Dalam konteks ini, ada baiknya pemerintah belajar dari pengalaman model pemberdayaan masyarakat yang pernah sukses diterapkan Muhammad Yunus, peraih Nobel Perdamaian 2006 yang sukses melepaskan ribuan rakyat Banglades dari belengu kemiskinan. Yunus meraih penghargaan maha tinggi lewat Grameen Bank, sebuah bank yang berhasil menggerakkan ekonomi rakyat miskin. Grameen Bank sebagai karya monumental karena menggabungkan kapitalisme dan tanggung jawab sosial, khususnya bagi rakyat miskin.
Yunus rela mengucurkan sebagian besar kekayaannya untuk membantu permodalan bagi rakyat miskin lewat Grameen Bank miliknya. Sejak tahun 1976, Gremeen Bank telah beroperasi untuk memberikan pinjaman kepada masyarakat miskin di Bangladesh, khususnya perempuan, tanpa jaminan. Usaha tersebut berhasil. Yunus pun mendapat gelar Banker of The Poor (bankir untuk kaum miskin). Indonesia patut menerapkan model pengentasan kemiskinan yang diterapkan Yunus untuk mengentaskan kemiskinan masyarakat di daerah.
Problem di Indonesia adalah minimnya respon perbankan untuk mengucurkan modal kepada masyarakat miskin untuk mengembangkan usahanya. Di Indonesia memang ada Bank Rakyat Indonesia (BRI). Namun, BRI baru memiliki sekitar 5.000 kantor cabang di seluruh Indonesia. Sementara yang dibutuhkan untuk merambah ke seluruh wilayah Indonesia ada 25 ribu kantor cabang. Dalam konteks ini, masalah kemiskinan membutuhkan peran pemerintah untuk mendorong para bankir dan pihak-pihak yang berhubungan dengan pengembangan mikro kredit agar memberikan akses permodalan kepada masyarakat miskin agar mereka dapat mengembangkan usahanya. Model pembangunan Yunus pada dasarnya menitiberatkan pentingnya upaya pemerintah memperluas sistem kredit keuangan secara kesuluruhan supaya dapat menjangkau semua lapisan masyarakat, khususnya masyarakat miskin.
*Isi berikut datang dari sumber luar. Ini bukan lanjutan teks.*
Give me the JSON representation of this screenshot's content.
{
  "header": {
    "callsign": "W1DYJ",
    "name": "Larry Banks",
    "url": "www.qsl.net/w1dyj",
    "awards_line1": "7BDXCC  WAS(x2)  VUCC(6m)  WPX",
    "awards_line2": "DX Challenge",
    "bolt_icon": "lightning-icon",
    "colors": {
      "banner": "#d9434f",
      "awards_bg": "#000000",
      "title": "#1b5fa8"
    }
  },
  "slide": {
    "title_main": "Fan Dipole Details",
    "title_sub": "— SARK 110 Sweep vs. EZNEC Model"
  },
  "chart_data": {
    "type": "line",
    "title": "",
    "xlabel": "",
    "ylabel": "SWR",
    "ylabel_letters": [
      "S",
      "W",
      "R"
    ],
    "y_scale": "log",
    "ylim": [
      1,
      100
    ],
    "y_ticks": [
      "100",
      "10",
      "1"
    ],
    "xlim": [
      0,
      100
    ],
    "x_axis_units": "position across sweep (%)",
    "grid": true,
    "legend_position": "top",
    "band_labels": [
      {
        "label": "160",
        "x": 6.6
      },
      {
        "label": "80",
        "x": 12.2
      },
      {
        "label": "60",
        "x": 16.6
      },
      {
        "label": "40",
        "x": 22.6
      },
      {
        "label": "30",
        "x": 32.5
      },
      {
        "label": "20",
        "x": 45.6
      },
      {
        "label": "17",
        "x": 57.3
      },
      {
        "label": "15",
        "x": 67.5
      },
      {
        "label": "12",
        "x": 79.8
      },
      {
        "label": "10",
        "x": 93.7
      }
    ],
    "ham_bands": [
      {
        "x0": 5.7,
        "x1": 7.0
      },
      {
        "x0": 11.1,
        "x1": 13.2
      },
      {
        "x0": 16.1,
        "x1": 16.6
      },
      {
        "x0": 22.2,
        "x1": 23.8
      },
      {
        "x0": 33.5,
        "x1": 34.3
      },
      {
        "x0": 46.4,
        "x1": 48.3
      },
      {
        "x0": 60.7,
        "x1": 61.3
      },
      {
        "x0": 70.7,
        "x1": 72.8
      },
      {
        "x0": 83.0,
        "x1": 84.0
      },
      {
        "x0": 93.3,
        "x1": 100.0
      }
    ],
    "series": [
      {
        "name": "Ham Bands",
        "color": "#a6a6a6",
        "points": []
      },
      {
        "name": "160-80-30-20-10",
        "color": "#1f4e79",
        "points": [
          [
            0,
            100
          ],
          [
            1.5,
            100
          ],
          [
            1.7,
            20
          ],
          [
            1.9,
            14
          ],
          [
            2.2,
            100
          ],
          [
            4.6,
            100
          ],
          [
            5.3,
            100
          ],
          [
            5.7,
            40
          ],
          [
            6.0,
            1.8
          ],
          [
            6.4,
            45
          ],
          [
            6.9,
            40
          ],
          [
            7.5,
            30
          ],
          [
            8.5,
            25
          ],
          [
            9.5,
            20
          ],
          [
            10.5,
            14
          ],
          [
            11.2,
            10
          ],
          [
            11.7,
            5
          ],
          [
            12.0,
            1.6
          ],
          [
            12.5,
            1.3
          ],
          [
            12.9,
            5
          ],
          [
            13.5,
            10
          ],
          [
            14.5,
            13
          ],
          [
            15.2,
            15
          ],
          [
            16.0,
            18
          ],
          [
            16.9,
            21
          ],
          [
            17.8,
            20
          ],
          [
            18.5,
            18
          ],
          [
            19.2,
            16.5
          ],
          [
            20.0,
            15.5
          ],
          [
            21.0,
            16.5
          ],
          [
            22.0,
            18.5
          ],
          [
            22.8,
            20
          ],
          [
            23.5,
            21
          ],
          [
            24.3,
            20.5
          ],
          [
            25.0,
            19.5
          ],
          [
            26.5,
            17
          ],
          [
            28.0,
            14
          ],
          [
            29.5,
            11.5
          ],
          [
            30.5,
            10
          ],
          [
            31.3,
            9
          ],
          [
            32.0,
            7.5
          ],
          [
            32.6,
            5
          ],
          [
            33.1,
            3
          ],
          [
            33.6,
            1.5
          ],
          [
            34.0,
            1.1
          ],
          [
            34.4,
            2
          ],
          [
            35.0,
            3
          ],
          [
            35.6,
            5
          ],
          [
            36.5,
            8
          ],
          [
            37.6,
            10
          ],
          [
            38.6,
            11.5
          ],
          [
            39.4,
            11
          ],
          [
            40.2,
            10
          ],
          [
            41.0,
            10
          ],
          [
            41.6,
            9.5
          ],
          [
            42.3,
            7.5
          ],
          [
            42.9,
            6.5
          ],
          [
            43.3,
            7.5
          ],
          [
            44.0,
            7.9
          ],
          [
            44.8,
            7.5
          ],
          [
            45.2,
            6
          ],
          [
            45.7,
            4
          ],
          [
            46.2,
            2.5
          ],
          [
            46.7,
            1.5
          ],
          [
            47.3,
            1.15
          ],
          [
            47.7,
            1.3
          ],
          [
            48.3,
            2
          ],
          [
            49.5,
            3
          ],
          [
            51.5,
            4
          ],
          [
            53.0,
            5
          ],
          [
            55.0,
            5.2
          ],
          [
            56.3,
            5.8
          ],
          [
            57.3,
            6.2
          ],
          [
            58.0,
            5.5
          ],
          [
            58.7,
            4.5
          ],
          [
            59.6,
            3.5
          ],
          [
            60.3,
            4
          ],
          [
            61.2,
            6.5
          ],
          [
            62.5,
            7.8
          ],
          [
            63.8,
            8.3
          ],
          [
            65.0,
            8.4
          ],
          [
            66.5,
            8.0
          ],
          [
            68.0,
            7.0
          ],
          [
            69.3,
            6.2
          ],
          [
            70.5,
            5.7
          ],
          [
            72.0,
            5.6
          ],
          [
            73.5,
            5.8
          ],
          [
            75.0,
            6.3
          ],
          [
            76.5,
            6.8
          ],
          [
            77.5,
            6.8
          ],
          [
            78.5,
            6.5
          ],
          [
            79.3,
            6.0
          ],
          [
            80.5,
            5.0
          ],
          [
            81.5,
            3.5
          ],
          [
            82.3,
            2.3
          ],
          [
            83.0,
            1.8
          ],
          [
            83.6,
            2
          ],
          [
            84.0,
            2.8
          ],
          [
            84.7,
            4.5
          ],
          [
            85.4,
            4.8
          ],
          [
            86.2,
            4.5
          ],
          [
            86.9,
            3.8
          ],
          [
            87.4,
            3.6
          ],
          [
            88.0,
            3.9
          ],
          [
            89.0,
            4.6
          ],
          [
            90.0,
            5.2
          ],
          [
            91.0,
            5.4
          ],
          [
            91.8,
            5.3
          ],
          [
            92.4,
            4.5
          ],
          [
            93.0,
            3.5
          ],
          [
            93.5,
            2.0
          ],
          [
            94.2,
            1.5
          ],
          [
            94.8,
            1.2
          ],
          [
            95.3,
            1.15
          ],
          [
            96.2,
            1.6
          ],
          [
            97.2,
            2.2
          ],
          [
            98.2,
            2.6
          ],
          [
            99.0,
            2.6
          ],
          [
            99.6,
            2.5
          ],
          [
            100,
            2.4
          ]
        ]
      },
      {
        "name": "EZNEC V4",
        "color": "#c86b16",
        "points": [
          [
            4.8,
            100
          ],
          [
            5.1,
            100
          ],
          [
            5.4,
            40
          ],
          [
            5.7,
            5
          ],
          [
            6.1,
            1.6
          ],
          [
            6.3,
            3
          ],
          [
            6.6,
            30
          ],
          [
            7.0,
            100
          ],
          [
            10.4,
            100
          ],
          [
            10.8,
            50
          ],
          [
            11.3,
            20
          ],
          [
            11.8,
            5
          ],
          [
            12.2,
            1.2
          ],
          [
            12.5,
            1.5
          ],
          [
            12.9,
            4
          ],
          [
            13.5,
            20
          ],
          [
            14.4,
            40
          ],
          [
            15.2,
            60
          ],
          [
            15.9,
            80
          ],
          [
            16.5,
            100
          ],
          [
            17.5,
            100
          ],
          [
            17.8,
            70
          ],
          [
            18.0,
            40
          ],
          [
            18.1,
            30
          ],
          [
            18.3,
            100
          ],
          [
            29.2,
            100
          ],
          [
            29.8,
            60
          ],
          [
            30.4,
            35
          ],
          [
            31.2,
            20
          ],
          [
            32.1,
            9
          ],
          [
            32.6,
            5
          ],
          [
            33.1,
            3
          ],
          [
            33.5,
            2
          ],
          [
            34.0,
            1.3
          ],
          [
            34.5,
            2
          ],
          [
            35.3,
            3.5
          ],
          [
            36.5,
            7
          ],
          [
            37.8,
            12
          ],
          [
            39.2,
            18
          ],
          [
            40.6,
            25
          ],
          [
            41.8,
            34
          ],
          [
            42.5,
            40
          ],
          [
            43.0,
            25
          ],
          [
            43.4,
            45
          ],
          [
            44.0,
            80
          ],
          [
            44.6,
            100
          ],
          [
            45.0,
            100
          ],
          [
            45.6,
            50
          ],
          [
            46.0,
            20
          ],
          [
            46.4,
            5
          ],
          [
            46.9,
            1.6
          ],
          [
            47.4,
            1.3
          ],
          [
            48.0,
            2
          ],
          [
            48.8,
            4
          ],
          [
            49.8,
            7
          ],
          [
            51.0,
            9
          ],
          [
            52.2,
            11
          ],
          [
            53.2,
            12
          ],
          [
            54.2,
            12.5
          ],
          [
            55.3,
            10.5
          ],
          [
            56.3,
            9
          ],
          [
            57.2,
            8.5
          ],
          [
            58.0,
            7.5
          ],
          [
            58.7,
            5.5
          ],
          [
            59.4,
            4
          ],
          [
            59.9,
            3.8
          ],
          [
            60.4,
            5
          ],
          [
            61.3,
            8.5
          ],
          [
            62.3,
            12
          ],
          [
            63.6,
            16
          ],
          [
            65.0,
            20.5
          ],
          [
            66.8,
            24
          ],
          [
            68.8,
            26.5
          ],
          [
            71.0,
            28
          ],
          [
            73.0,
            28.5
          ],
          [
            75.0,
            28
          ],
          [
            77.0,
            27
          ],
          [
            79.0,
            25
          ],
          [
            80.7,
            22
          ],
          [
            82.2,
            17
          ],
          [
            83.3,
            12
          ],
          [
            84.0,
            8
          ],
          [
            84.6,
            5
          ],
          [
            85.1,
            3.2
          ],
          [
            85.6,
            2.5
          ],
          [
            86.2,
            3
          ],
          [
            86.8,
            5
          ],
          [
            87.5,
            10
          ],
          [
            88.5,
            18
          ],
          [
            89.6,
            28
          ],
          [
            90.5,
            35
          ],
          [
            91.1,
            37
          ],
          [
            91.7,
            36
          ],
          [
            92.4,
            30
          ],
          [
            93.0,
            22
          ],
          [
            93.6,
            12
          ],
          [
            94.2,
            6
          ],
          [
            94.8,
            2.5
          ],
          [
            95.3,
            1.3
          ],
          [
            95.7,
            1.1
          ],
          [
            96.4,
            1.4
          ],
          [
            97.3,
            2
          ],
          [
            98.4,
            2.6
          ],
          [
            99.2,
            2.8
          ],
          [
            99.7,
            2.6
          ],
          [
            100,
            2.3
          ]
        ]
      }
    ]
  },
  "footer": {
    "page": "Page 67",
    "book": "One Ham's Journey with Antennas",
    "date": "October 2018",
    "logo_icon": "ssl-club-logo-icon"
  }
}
Dana kredit itu diarahkan pada upaya micro enterprises bagi kelas kecil dan menengah. Untuk menerapkan pola hubungan bank dengan masyarakat, pemerintah harus lebih mengoptimalkan peran perbankan dan LSM dalam mengoptimalkan rencana secara nasional model pembangunan berbasis kelompok UKM di perdesaan seluruh Indonesia. Pemerintah dapat mengeluarkan suatu kebijakan yaitu menetapkan 20 persen dari portofolio kredit disalurkan untuk micro financing program, yang kemudian dikontrol ketat lewat pendampingan terencana yang dilakukan oleh LSM yang fokus pada pengembangan UKM.
Secara konseptual, PNPM Mandiri memang sangat ideal. Namun, bukan berarti tidak memiliki celah masalah dalam pelaksanaan program tersebut. Jika mencermati konsepnya, program PNPM Mandiri didesain sebagai program jangka pendek. Padahal, program pengentasan kemiskinan pada dasarnya merupakan program jangka panjang yang harus dilakukan lewat perencanaan komprehensif dan lintas sektoral, dan menekankan pentingnya evaluasi guna memastikan program tersebut on the track dengan tujuan ideal yang telah ditetapkan. PNPM Mandiri rencananya akan dilaksanakan sekurang-kurangnya hingga tahun 2015.
Hal ini sejalan dengan target waktu pencapaian tujuan pembangunan MDGs. Dalam rentan waktu yang singkat, agak sulit memastikan pengentasan kemiskinan lewat program PNPM Mandiri dapat berhasil optimal. Sebagai program pembangunan sosial, PNPM Mandiri harus didesain lewat perencanaan jangka panjang, yang prosesnya berlangsung secara terus menerus, bukan sekedar dikerjakan sekali saja.
Dalam setiap tahap pelaksanaannya, perlu juga dilakukan evaluasi dan pengawasan (monitoring). Monitoring adalah proses pengumpulan dan analisis informasi (berdasarkan indikator yang ditetapkan) secara sistematis dan kontinue tentang kegiatan program sehingga dapat dilakukan tindakan koreksi untuk penyempurnaan program itu selanjutnya. Sementara evaluasi adalah proses penilaian pencapaian tujuan dan pengungkapan masalah kinerja program untuk memberikan umpan balik bagi peningkatan kualitas kinerja program. (Hikmat:2010). Untuk itu, perlu mengidentifikasi apa saja masalah yang kerap dijumpai dalam setiap tahap pelaksanaan program PNPM.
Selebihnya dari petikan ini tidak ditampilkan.